With a little research and personal interaction, I came to know that most decisions are made by the family as a unit, especially the husband. In many cases, this is the husband who does not support the woman, or the family is not good to sell their products. Occasionally, the responsibilities of taking care of the work of the household, taking care of the children and dealing with the water crisis in the village starts to accompany him. As I thought it was not as simple and straight forward. Not only financially, there was a need for constant intervention at all levels.

    I had failed to realize complex interconnections and kept my mind on racking to better understand the SHG members in order to get into the business of making and selling food products.

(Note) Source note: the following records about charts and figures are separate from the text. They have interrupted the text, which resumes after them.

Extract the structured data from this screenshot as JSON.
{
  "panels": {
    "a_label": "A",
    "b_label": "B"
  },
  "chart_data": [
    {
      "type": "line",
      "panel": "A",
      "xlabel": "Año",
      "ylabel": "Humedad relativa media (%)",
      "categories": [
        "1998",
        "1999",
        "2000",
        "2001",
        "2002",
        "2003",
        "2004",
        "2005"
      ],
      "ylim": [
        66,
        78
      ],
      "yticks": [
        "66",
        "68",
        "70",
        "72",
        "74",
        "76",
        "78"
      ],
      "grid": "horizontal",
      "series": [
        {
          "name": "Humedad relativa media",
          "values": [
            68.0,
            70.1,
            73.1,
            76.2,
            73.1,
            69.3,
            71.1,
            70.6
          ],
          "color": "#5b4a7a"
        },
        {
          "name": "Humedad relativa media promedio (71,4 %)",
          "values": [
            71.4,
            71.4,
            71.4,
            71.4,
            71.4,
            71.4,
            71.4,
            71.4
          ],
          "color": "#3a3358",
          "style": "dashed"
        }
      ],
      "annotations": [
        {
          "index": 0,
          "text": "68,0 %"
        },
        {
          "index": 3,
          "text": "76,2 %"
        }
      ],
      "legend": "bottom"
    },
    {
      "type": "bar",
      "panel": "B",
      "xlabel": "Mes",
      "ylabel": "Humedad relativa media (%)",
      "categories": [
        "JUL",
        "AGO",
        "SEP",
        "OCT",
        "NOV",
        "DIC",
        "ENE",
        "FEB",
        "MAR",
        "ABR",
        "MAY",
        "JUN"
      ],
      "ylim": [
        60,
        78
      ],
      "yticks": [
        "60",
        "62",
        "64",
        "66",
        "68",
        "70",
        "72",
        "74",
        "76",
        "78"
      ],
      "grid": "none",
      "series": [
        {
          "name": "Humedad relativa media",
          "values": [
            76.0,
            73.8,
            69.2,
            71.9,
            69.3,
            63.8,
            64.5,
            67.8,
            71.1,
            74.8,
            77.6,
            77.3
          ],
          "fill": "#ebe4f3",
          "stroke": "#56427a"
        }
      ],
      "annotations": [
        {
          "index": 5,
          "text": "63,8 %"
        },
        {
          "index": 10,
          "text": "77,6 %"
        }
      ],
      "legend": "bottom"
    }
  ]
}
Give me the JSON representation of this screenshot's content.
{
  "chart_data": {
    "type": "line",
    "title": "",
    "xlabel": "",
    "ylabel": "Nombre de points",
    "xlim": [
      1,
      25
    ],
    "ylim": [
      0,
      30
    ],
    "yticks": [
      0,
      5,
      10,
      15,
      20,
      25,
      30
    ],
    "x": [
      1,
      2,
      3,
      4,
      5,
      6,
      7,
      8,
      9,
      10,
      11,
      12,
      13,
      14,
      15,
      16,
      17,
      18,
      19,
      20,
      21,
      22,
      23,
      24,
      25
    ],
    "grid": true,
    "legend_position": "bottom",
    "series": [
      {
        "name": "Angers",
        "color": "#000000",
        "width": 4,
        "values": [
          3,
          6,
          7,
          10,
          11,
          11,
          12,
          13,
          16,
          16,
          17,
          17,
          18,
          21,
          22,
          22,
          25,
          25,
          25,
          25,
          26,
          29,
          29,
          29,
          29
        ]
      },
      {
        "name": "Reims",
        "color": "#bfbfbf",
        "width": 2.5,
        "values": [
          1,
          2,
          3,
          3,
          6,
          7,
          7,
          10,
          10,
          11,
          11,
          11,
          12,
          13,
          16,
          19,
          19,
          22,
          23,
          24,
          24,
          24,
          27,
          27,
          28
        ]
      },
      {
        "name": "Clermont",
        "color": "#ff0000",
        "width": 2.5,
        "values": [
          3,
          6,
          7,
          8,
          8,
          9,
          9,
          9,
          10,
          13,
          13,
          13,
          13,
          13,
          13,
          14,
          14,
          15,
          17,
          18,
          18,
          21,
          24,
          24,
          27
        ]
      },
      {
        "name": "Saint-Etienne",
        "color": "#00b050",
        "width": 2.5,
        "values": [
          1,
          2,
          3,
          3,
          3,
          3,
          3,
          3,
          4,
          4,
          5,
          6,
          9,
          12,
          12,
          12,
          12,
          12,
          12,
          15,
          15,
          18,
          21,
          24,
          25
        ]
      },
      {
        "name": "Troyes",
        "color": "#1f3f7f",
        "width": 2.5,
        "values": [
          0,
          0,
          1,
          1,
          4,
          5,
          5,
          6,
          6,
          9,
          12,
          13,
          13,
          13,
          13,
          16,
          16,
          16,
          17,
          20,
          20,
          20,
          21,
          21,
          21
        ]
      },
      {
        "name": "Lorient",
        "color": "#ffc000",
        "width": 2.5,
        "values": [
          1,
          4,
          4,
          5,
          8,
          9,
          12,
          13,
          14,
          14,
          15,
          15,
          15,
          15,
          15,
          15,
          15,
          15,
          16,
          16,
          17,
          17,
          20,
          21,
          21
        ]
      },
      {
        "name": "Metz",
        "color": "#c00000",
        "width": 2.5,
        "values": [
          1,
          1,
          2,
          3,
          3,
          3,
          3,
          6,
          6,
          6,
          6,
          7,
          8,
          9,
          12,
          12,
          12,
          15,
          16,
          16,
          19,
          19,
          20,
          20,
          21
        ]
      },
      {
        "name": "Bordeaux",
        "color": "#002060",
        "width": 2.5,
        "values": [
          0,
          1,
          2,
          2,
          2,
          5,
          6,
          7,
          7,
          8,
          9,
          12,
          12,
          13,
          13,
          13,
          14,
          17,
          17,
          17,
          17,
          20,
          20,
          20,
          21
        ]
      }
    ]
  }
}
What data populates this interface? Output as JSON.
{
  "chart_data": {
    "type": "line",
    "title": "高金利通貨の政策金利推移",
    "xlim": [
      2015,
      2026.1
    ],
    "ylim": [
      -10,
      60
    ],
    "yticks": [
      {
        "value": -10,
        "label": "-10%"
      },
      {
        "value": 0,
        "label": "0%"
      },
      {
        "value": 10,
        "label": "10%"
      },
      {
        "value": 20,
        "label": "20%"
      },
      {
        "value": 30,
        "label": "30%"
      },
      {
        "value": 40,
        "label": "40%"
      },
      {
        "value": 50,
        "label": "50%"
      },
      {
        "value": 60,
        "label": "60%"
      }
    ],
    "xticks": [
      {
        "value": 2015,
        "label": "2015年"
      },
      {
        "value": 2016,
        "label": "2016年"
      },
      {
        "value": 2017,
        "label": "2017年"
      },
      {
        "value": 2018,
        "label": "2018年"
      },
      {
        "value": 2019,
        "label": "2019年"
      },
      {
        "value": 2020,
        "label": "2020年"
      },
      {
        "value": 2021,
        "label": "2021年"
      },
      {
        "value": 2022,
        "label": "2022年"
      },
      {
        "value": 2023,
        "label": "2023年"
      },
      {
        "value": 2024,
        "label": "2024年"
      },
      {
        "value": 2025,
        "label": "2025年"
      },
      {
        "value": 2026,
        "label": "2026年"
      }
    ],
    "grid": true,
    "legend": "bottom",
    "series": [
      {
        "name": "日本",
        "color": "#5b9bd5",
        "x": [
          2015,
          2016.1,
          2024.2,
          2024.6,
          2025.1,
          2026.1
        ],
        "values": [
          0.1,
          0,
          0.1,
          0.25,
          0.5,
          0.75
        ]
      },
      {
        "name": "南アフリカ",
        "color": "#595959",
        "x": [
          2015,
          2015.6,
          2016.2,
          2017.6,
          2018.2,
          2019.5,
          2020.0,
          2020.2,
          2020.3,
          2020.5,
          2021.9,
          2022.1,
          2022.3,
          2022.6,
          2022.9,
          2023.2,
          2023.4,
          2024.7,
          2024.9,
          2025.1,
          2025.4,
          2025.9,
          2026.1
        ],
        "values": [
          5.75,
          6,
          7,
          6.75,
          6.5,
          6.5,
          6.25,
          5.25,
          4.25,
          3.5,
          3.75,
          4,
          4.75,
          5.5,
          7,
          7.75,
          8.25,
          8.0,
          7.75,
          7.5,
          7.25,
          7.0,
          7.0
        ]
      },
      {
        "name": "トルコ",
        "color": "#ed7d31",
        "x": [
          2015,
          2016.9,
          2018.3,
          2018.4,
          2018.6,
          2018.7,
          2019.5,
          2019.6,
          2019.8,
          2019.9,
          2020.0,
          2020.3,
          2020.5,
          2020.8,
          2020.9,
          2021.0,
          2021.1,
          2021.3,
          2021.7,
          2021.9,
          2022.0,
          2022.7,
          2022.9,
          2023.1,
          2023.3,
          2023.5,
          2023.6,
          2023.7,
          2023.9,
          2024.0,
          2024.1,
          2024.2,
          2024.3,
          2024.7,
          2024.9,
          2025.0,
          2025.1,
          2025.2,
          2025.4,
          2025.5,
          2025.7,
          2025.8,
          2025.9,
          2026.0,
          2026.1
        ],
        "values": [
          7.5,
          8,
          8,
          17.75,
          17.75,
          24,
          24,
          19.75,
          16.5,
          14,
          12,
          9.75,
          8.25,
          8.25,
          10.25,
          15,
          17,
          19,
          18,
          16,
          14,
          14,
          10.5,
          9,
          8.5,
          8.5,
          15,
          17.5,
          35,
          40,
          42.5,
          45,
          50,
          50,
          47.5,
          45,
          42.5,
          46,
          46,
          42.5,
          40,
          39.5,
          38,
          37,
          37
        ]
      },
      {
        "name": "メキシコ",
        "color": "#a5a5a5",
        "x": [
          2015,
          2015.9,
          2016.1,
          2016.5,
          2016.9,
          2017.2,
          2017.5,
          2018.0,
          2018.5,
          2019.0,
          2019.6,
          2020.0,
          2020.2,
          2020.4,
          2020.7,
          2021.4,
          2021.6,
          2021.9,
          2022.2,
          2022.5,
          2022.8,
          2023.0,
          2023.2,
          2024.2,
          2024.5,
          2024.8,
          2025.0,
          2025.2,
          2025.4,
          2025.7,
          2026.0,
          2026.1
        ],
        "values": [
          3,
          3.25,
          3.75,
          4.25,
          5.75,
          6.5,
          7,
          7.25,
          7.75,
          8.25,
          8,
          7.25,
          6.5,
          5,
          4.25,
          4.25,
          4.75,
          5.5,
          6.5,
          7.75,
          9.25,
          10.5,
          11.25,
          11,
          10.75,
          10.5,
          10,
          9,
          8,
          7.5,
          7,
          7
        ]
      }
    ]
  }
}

    Google defines livelihood as ‘the means of achieving the necessities of life’ and therefore a broad understanding of people’s needs, backgrounds and aspirations is needed because it includes all aspects of their lives. Answering my own question at the beginning of this writing, I now feel that economic, social and cultural aspects play a big role in creating livelihood opportunities for people due to their high impact. It is important for people like me to spend a lot of time understanding, research, cooperation and adequate time with the community before planning a course of action. This seems like a basic pre-requisite for any project, but sometimes, to reach the goal quickly, we forget the necessary steps and leave it. In this way, the results remain long.